Ricardo Escudeiro: blues de quando a vó e o cão quase - e outras poesias

stay

                                                      “It’s not just something you take
                                                       it’s given”
                                                      (In: “Unapologetic”, Rihanna, 2012)

sobre margens desbordadas

mergulho num sono
lento navegado


falar contra fronteiras
dizer sua boca
pela matéria que é a minha
deixar escorrer seu nome
dá na mesma

não me assustam mais naufrágios
não quero mais vestir coletes
à prova de últimos abraços
o sonho

fica

dito assim
será que é algo
pedido ou confessado
ou na mesma medida

Ricardo Escudeiro


Fotografia de Neni Glock


blues de quando a vó e o cão quase

                                                     “And I guess that’s why they call it
                                                     the blues.”
                                                      (In: “Too Low For Zero”, Elton John, 1983)
sobre e entre sombras

nunca
muito dado ao

eu choro

quando muito um quase pranto
e sempre a desculpa
e sempre o

nada não é só um incômodo

naquele cômodo lá no fundo
luz desacesa
só dela via o rosto
canção que chegava sem
terem composto
pauta
que um no outro desvendava
voz
dela vinha como soprassem
uma gaita de fôlego
consolante no tom sobreposto

vai desaba sem culpa

entreolhavam
no escuro dedilhavam
mão
dada ou no ombro
tremia aquela de escorrer
de desenhar lágrimas dos outros

encontrava enfim
resquício de encanto
morria
por fim o cisco no olho

Ricardo Escudeiro



das coisas no porão

com  Charley Goldman e Mickey Goldmill

                                             “But the will must be stronger than the skill”
                                             (Muhammad Ali)

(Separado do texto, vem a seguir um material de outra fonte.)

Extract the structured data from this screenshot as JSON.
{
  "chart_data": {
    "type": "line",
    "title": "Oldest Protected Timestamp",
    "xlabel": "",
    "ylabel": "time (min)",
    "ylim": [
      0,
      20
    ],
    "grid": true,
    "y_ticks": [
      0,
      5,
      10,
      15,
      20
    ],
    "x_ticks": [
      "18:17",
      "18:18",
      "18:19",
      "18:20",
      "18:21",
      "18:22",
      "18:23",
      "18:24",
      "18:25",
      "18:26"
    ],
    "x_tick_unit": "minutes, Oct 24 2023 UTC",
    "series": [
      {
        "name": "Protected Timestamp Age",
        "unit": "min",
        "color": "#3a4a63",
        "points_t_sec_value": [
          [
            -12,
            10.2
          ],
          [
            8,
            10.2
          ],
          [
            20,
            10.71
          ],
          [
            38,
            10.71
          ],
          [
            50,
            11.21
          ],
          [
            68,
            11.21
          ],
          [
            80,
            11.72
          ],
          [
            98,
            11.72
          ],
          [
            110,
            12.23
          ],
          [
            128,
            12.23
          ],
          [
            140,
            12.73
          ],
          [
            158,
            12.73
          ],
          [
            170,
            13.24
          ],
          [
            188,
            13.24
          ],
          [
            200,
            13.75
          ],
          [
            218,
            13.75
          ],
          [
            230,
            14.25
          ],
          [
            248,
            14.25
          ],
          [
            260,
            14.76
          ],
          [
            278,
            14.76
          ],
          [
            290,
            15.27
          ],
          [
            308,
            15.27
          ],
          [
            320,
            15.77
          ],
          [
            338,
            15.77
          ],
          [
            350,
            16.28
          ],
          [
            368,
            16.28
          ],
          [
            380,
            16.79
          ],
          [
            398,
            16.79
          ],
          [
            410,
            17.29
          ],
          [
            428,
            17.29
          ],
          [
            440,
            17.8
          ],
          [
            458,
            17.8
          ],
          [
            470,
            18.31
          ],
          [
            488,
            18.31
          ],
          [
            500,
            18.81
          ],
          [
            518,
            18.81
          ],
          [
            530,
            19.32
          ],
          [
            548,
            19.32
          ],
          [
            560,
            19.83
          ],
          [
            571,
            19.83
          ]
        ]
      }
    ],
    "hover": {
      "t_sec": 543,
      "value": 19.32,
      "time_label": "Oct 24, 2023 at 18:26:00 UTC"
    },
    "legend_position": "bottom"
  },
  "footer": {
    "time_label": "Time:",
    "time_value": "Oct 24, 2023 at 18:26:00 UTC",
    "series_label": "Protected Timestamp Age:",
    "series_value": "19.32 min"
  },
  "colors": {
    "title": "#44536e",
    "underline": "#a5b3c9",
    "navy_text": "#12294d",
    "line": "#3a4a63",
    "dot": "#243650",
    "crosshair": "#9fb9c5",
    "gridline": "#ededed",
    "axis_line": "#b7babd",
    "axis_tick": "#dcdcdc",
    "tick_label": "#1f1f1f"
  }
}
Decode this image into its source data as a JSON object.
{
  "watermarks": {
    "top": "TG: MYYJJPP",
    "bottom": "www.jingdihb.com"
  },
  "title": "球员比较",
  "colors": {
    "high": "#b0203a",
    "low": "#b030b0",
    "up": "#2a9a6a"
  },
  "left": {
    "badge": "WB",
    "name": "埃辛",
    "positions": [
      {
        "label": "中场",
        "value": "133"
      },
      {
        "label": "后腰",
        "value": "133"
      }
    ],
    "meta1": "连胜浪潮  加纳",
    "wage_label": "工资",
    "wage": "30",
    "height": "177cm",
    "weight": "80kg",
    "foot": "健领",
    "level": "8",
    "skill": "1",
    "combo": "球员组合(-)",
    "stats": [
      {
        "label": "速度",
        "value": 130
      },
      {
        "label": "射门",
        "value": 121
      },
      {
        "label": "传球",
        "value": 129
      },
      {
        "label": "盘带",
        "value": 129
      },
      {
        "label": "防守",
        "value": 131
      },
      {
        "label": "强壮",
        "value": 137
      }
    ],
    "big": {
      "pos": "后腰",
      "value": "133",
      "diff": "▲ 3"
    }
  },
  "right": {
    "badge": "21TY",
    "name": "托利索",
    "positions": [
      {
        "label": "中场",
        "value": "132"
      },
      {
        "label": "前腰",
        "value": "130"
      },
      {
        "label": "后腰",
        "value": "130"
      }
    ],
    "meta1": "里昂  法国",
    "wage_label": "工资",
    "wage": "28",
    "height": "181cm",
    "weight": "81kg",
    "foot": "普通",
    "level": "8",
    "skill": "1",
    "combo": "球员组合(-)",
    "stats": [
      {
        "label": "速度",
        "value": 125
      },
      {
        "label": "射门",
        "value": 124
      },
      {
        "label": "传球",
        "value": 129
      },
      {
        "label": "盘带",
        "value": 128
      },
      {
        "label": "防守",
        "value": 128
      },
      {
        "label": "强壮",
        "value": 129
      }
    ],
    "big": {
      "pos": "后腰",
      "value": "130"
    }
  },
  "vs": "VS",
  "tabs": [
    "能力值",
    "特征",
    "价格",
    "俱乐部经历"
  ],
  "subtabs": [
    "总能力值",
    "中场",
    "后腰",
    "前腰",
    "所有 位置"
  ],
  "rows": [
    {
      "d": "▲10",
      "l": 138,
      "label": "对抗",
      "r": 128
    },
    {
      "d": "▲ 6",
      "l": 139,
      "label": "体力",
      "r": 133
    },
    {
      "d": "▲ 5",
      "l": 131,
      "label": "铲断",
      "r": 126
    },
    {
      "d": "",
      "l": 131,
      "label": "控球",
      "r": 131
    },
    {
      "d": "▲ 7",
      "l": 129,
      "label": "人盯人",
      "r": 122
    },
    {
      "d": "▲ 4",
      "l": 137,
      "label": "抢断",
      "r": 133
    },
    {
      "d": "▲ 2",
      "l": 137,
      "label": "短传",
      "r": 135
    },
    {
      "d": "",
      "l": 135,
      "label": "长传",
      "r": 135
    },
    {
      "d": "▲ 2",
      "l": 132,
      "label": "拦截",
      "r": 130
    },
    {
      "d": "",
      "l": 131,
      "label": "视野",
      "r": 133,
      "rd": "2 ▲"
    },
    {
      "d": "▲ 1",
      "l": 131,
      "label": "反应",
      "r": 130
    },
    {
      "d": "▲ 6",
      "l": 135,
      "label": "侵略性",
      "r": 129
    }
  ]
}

assim no ringue como no coração

estar no último minuto
do último round beijando
a última lona de vida
pra qual venha talvez a cogitar
possibilidade
se entregar
e ouvir lá do corner
vir uma voz gritada
no pé da orelha sussurrar

levanta seu filho da puta
porque te amo

assim no ringue como no coração


Ricardo Escudeiro



Ricardo Escudero - Foto enviada para divulgação
Ricardo Escudeiro é autor dos livros de poemas “rachar átomos e depois” (Editora Patuá, 2016) e “tempo espaço re tratos” (Editora Patuá, 2014). Graduado em Letras na USP, prepara projeto de mestrado com interesse em Literaturas Africanas de Língua Portuguesa. Possui publicações em mídias digitais e impressas: site da Revista CULT, Mallarmargens, Germina, Jornal RelevO, Revista Gente de Palavra, SAMIZDAT, 7faces caderno-revista de poesia, Revista Pausa, Flanzine (Portugal). Publica poemas mensalmente na Revista Soletras, de Moçambique.